L-天冬酰胺及其一水合物的太赫兹光谱研究

  • 1. 天津大学太赫兹波研究中心, 天津大学精密仪器与光电子工程学院, 光电信息技术教育部重点实验室, 天津 300072;
  • 2. 中国科学院上海应用物理研究所, 上海 201800
    基金项目: 中国科学院知识创新工程重要方向性项目、国家重点基础研究发展计划(973计划)(批准号:2014CB3398,2010CB832903)和国家自然科学基金(批准号:10675157)资助的课题.
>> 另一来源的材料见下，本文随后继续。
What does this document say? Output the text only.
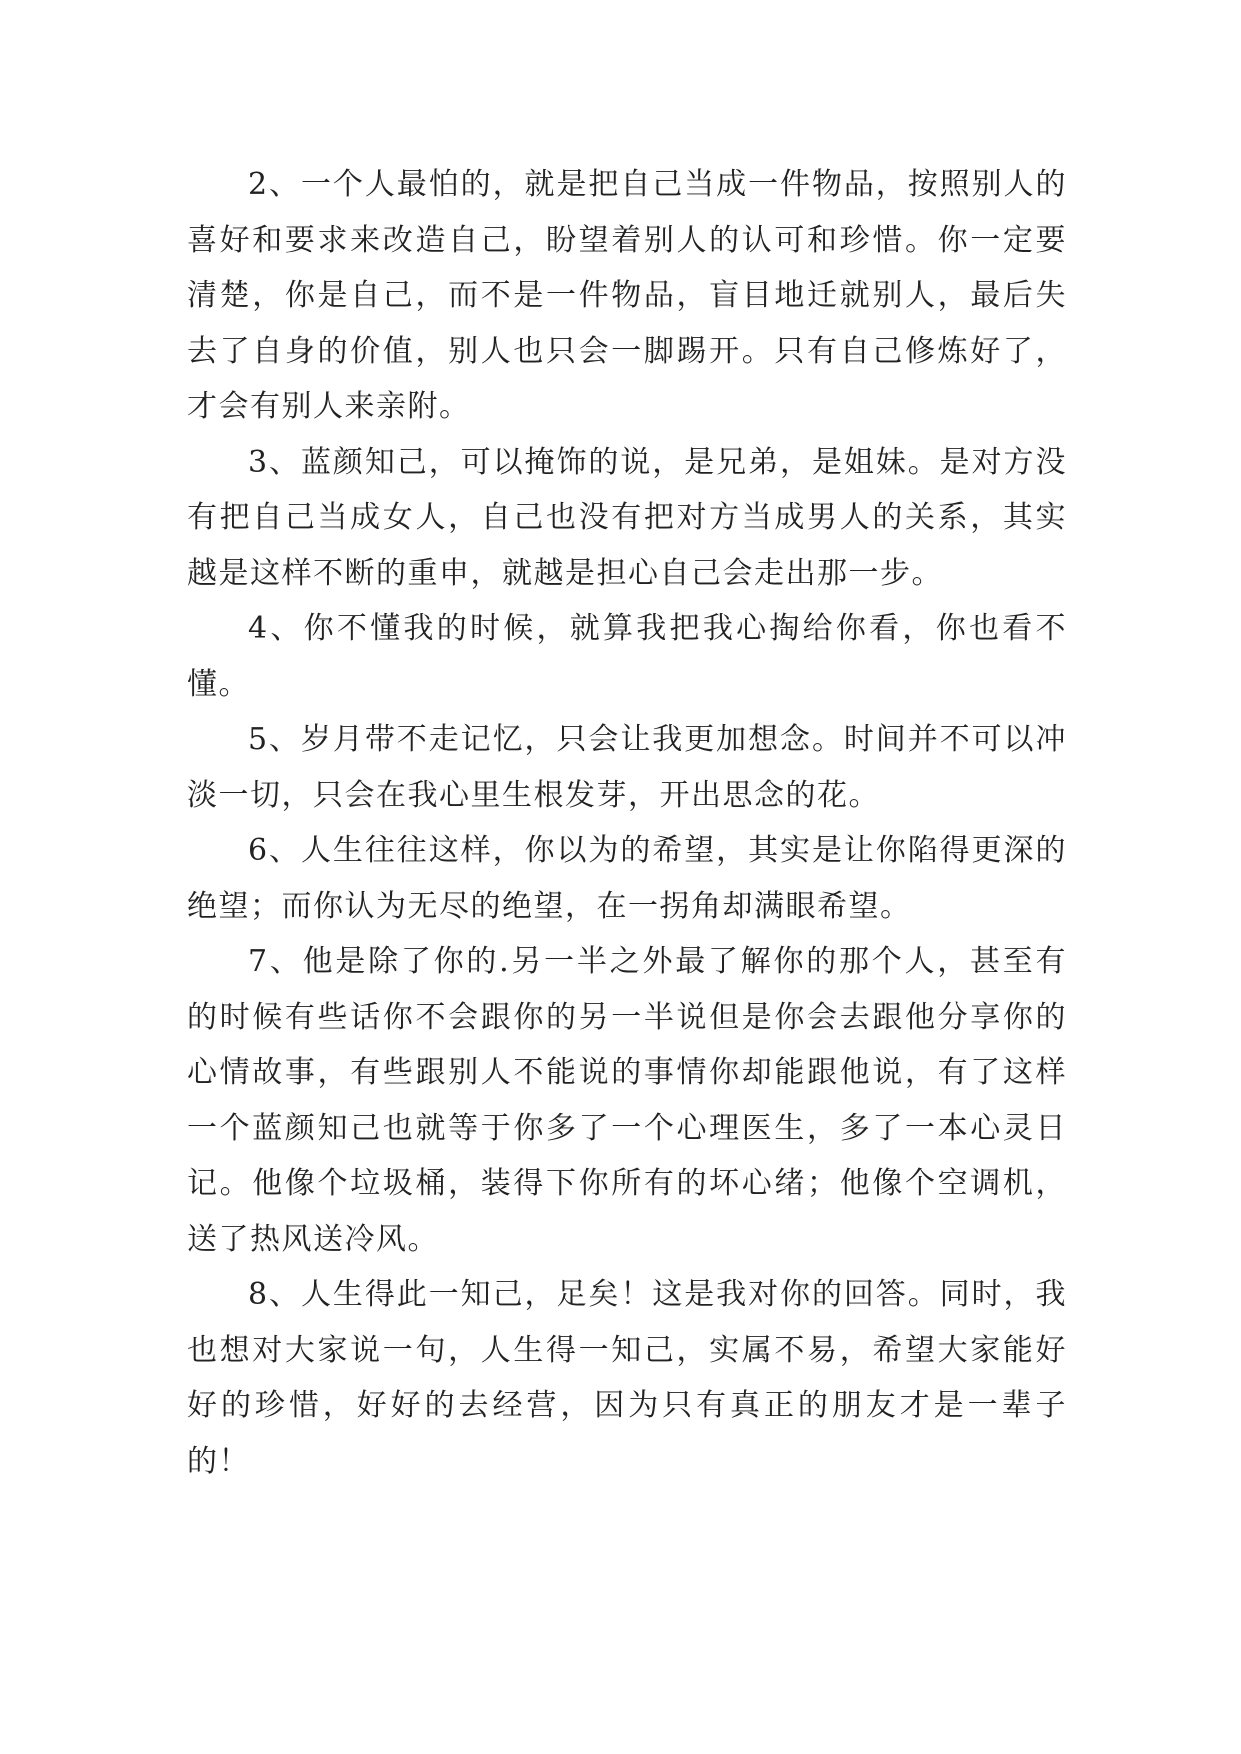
2、一个人最怕的，就是把自己当成一件物品，按照别人的喜好和要求来改造自己，盼望着别人的认可和珍惜。你一定要清楚，你是自己，而不是一件物品，盲目地迁就别人，最后失去了自身的价值，别人也只会一脚踢开。只有自己修炼好了，才会有别人来亲附。

3、蓝颜知己，可以掩饰的说，是兄弟，是姐妹。是对方没有把自己当成女人，自己也没有把对方当成男人的关系，其实越是这样不断的重申，就越是担心自己会走出那一步。

4、你不懂我的时候，就算我把我心掏给你看，你也看不懂。

5、岁月带不走记忆，只会让我更加想念。时间并不可以冲淡一切，只会在我心里生根发芽，开出思念的花。

6、人生往往这样，你以为的希望，其实是让你陷得更深的绝望；而你认为无尽的绝望，在一拐角却满眼希望。

7、他是除了你的.另一半之外最了解你的那个人，甚至有的时候有些话你不会跟你的另一半说但是你会去跟他分享你的心情故事，有些跟别人不能说的事情你却能跟他说，有了这样一个蓝颜知己也就等于你多了一个心理医生，多了一本心灵日记。他像个垃圾桶，装得下你所有的坏心绪；他像个空调机，送了热风送冷风。

8、人生得此一知己，足矣！这是我对你的回答。同时，我也想对大家说一句，人生得一知己，实属不易，希望大家能好好的珍惜，好好的去经营，因为只有真正的朋友才是一辈子的！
摘要: 本文利用太赫兹时域光谱技术测量了室温条件下无水L-天冬酰胺与L- 天冬酰胺一水合物的光谱特征,发现二者存在显著的差异,并利用太赫兹时域光谱技术实时检测L-天冬酰胺一水合物受热脱水的动态过程. 结果表明太赫兹波对晶体结构变化、含结晶水状况以及分子间弱相互作用敏感. 结合差示扫描量热法与热重分析联用、傅里叶变换红外光谱、粉末X射线衍射等多种技术分别从热学性质、分子振动等方面进行了表征,进一步确认了太赫兹实验结果的可靠性. 采用基于密度泛函理论(DFT)的第一性原理平面波赝势方法,结合广义梯度近似(GGA)下的PBE交换-关联泛函,对L-天冬酰胺一水合物进行模拟计算,对实验所得太赫兹光谱与分子结构以及相互作用间的关系进行了讨论分析.

English Abstract

参考文献 (38)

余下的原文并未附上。